Permohonan Paspor Meningkat, Ditjen Imigrasi Investigasi Pemohon Fiktif
Jakarta |
Kepala Bagian Humas dan Umum Direktorat Jenderal Imigrasi Kementerian Hukum dan HAM (Kabag Humas dan Umum Ditjen Imigrasi Kemenkumham) Agung Sampurno mengatakan, tingginya permohonan paspor disebabkan oleh beberapa faktor, serta penyebab peningkatan adanya perubahan perilaku masyarakat dalam melakukan perjalanan ke luar negeri.
Faktor tersebut diantaranya karena banyaknya paket perjalanan murah ke luar negeri, perubahan tren jamaah haji menjadi jamaah umrah, WNI yang bekerja ke luar negeri, dan indikasi adanya oknum masyarakat yang mengganggu sistem aplikasi antrean paspor.
“Tingginya permohonan paspor telah diidentifikasi oleh Direktorat Jenderal (Ditjen) Imigrasi sejak November 2017,” kata Agung dalam siaran persnya, Senin (8/1).
Berdasarkan data Ditjen Imigrasi tahun 2017, ungkap Agung, permohonan paspor mencapai 3.093.000 orang.

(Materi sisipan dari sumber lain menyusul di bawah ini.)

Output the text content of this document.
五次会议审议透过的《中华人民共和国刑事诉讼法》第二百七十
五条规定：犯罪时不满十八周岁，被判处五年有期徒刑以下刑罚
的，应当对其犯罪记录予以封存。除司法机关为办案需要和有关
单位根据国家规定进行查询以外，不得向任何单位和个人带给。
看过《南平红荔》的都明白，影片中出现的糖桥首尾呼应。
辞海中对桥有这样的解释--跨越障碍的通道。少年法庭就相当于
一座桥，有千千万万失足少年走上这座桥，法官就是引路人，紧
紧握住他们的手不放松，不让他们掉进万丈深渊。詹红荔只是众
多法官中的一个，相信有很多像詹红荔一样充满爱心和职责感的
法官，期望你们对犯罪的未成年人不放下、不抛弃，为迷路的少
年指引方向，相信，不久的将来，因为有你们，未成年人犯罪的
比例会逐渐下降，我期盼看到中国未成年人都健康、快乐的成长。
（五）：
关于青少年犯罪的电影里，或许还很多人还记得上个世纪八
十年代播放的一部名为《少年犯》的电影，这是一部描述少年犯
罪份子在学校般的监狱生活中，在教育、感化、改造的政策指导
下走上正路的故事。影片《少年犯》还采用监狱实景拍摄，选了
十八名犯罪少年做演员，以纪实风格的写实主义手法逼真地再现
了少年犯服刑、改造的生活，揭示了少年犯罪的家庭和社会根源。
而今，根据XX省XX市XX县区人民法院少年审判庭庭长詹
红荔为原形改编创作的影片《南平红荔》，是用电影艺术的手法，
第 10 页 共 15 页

Ini meningkat jika dibandingkan tahun 2016 yang mencapai 3.032.000 dan tahun 2015 yang mencapai 2.878.099.
Menurut Agung, sejak aplikasi antrean paspor di uji cobakan pada Kantor Imigrasi (Kanim) Jakarta Selatan pada bulan Mei 2017, terdapat setengah juta lebih orang telah menggunakan aplikasi tersebut.
“Misalkan pada akhir September hingga Desember 2017, terjadi antrean pemohon sehingga belum bisa terlayani hingga Januari 2018,” katanya.
Disebutkan Agung, hasil investigasi intelijen keimigrasian menemukan adanya oknum masyarakat yang mengganggu sistem aplikasi antrean paspor. “Sehingga mengganggu masyarakat yang akan mengajukan permohonan online,” jelas Agung.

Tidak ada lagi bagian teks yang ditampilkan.